Search code examples
windows-10mpimpich

MPI - code only using one of two NUMA nodes


This is a long shot but perhaps someone can help. I'm running a model (SWAN) on Windows 10. I'm using the MPI version using MPICH2 (1.4.1p1).

I have two NUMA nodes with 36 cores each. For some reason I can't run the model on all 72 cores.

I'm running the model using mpiexec -n <np> swan.exe or swanrun inputfile <np>. If I specify mpiexec -n 72 the model starts 72 processes but only uses the 36 cores of one node. Even if I run 2 or more models at the same time they run on the same node leaving 36 cores pretty much idle.

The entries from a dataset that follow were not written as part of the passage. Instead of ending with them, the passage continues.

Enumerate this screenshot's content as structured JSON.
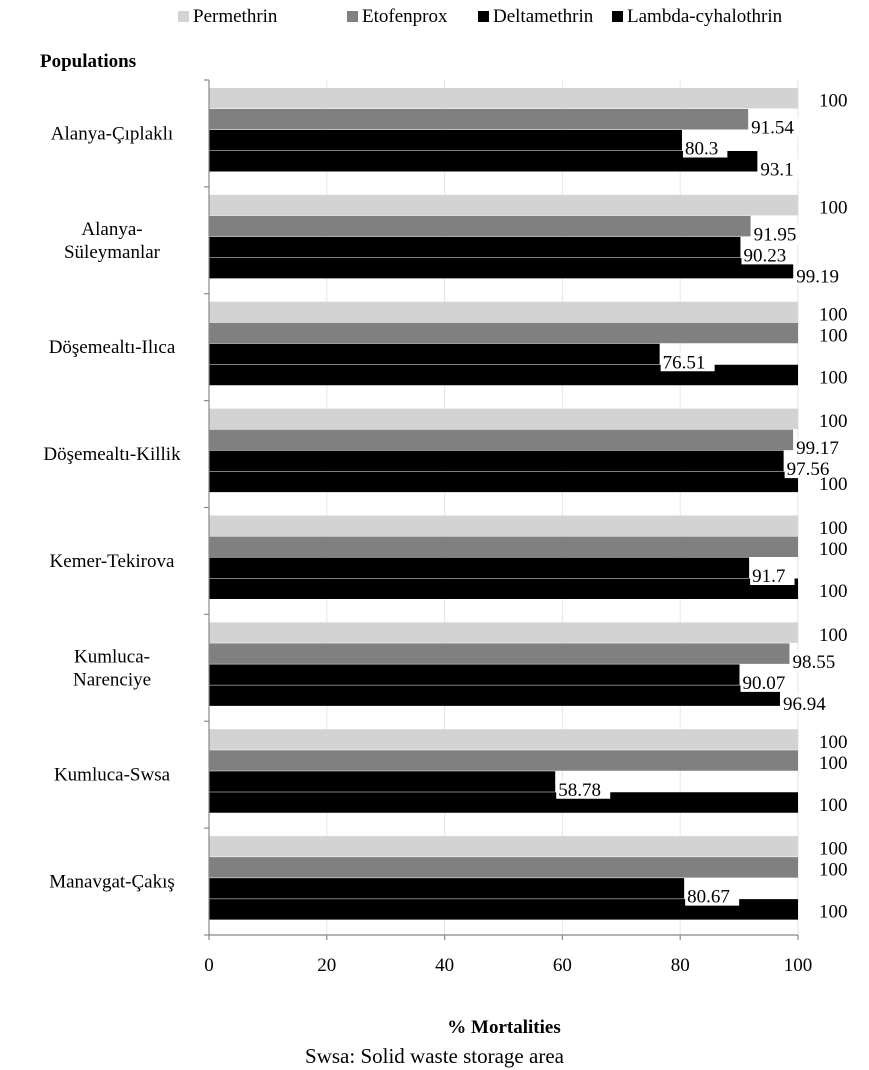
{
  "chart_data": {
    "type": "bar",
    "orientation": "horizontal",
    "ylabel": "Populations",
    "xlabel": "% Mortalities",
    "xlim": [
      0,
      100
    ],
    "x_ticks": [
      "0",
      "20",
      "40",
      "60",
      "80",
      "100"
    ],
    "legend_position": "top",
    "categories": [
      [
        "Alanya-Çıplaklı"
      ],
      [
        "Alanya-",
        "Süleymanlar"
      ],
      [
        "Döşemealtı-Ilıca"
      ],
      [
        "Döşemealtı-Killik"
      ],
      [
        "Kemer-Tekirova"
      ],
      [
        "Kumluca-",
        "Narenciye"
      ],
      [
        "Kumluca-Swsa"
      ],
      [
        "Manavgat-Çakış"
      ]
    ],
    "series": [
      {
        "name": "Permethrin",
        "color": "#d3d3d3",
        "values": [
          100,
          100,
          100,
          100,
          100,
          100,
          100,
          100
        ]
      },
      {
        "name": "Etofenprox",
        "color": "#808080",
        "values": [
          91.54,
          91.95,
          100,
          99.17,
          100,
          98.55,
          100,
          100
        ]
      },
      {
        "name": "Deltamethrin",
        "color": "#000000",
        "values": [
          80.3,
          90.23,
          76.51,
          97.56,
          91.7,
          90.07,
          58.78,
          80.67
        ]
      },
      {
        "name": "Lambda-cyhalothrin",
        "color": "#000000",
        "values": [
          93.1,
          99.19,
          100,
          100,
          100,
          96.94,
          100,
          100
        ]
      }
    ]
  },
  "footnote": "Swsa: Solid waste storage area"
}
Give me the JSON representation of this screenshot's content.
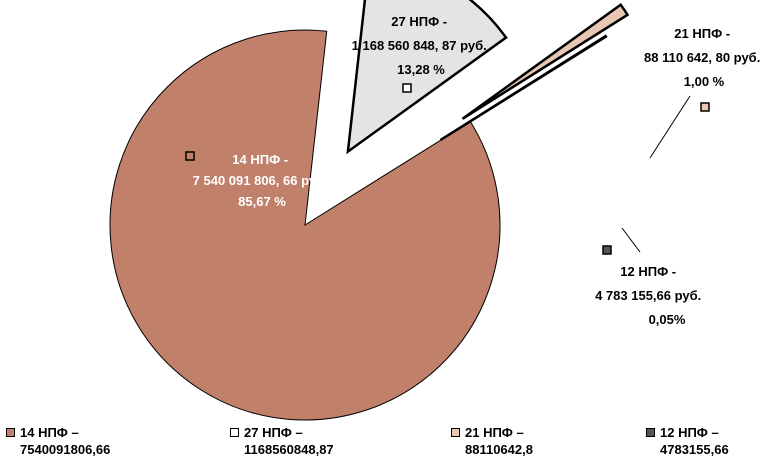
{
  "chart_data": {
    "type": "pie",
    "exploded": true,
    "start_angle_deg": 32,
    "slices": [
      {
        "label": "14 НПФ -",
        "value_text": "7 540 091 806, 66 руб.",
        "percent_text": "85,67 %",
        "value": 7540091806.66,
        "percent": 85.67,
        "color": "#c1806a"
      },
      {
        "label": "27 НПФ -",
        "value_text": "1 168 560 848, 87 руб.",
        "percent_text": "13,28 %",
        "value": 1168560848.87,
        "percent": 13.28,
        "color": "#e4e4e4"
      },
      {
        "label": "21 НПФ -",
        "value_text": "88 110 642, 80 руб.",
        "percent_text": "1,00 %",
        "value": 88110642.8,
        "percent": 1.0,
        "color": "#e8c7b4"
      },
      {
        "label": "12 НПФ -",
        "value_text": "4 783 155,66 руб.",
        "percent_text": "0,05%",
        "value": 4783155.66,
        "percent": 0.05,
        "color": "#555555"
      }
    ],
    "legend": [
      {
        "line1": "14 НПФ –",
        "line2": "7540091806,66",
        "color": "#c1806a"
      },
      {
        "line1": "27 НПФ –",
        "line2": "1168560848,87",
        "color": "#ffffff"
      },
      {
        "line1": "21 НПФ –",
        "line2": "88110642,8",
        "color": "#e8c7b4"
      },
      {
        "line1": "12 НПФ –",
        "line2": "4783155,66",
        "color": "#555555"
      }
    ],
    "legend_position": "bottom"
  }
}
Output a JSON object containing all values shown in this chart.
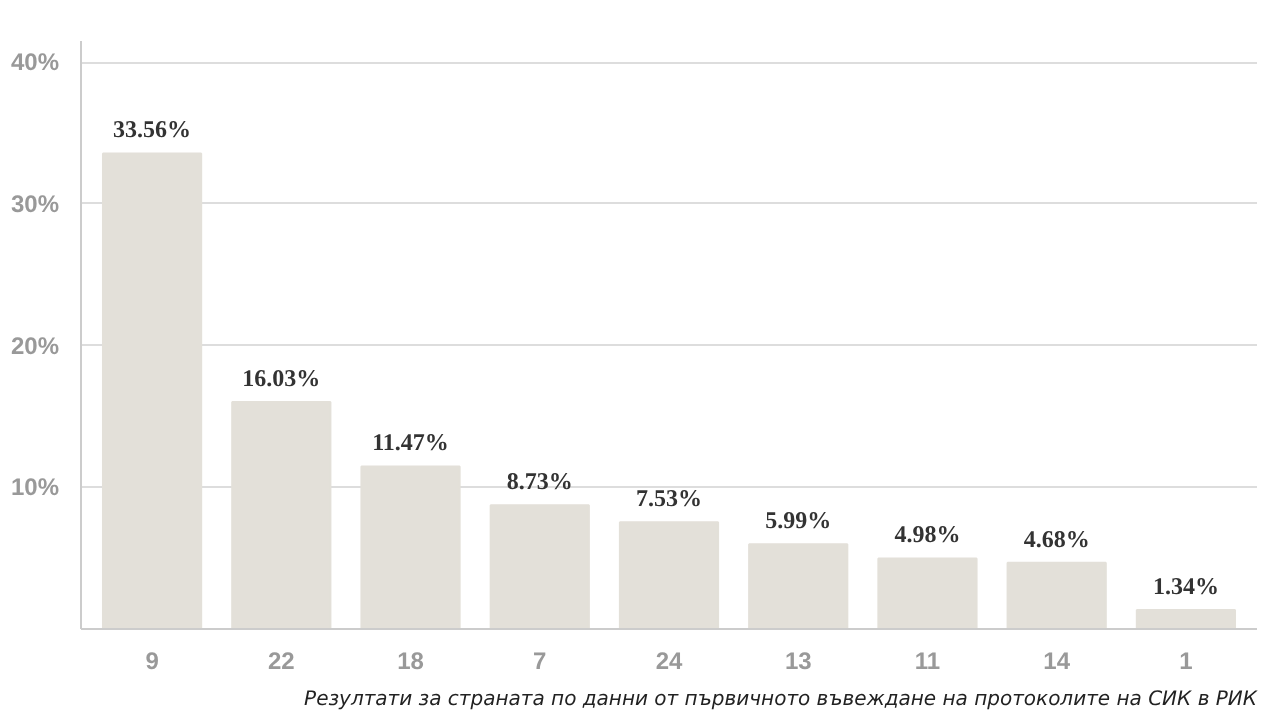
{
  "chart_data": {
    "type": "bar",
    "categories": [
      "9",
      "22",
      "18",
      "7",
      "24",
      "13",
      "11",
      "14",
      "1"
    ],
    "values": [
      33.56,
      16.03,
      11.47,
      8.73,
      7.53,
      5.99,
      4.98,
      4.68,
      1.34
    ],
    "value_labels": [
      "33.56%",
      "16.03%",
      "11.47%",
      "8.73%",
      "7.53%",
      "5.99%",
      "4.98%",
      "4.68%",
      "1.34%"
    ],
    "color": "#e3e0d9",
    "ylim": [
      0,
      41.5
    ],
    "yticks": [
      {
        "value": 10,
        "label": "10%"
      },
      {
        "value": 20,
        "label": "20%"
      },
      {
        "value": 30,
        "label": "30%"
      },
      {
        "value": 40,
        "label": "40%"
      }
    ],
    "grid": "y",
    "annotations": [
      "Резултати за страната по данни от първичното въвеждане на протоколите на СИК в РИК"
    ]
  }
}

I'm assuming I made a mistake when installing MPICH2 but can't quite figure out where I went wrong yet. I simply installed MPICH2 using the binary provided here (http://www.mpich.org/static/downloads/1.4.1p1/) Is there some option I overlooked where I have to install it for both nodes separately?


Solution

  • After some digging I realised that I had multiple versions of MPI installed on my machine. While I'm still not sure as to why my model would only run on one of the NUMA nodes at a time (I'm not sure which MPI version mpiexec was calling) I uninstalled all MPI versions and did a clean reinstall. I can now run on all 72 cores.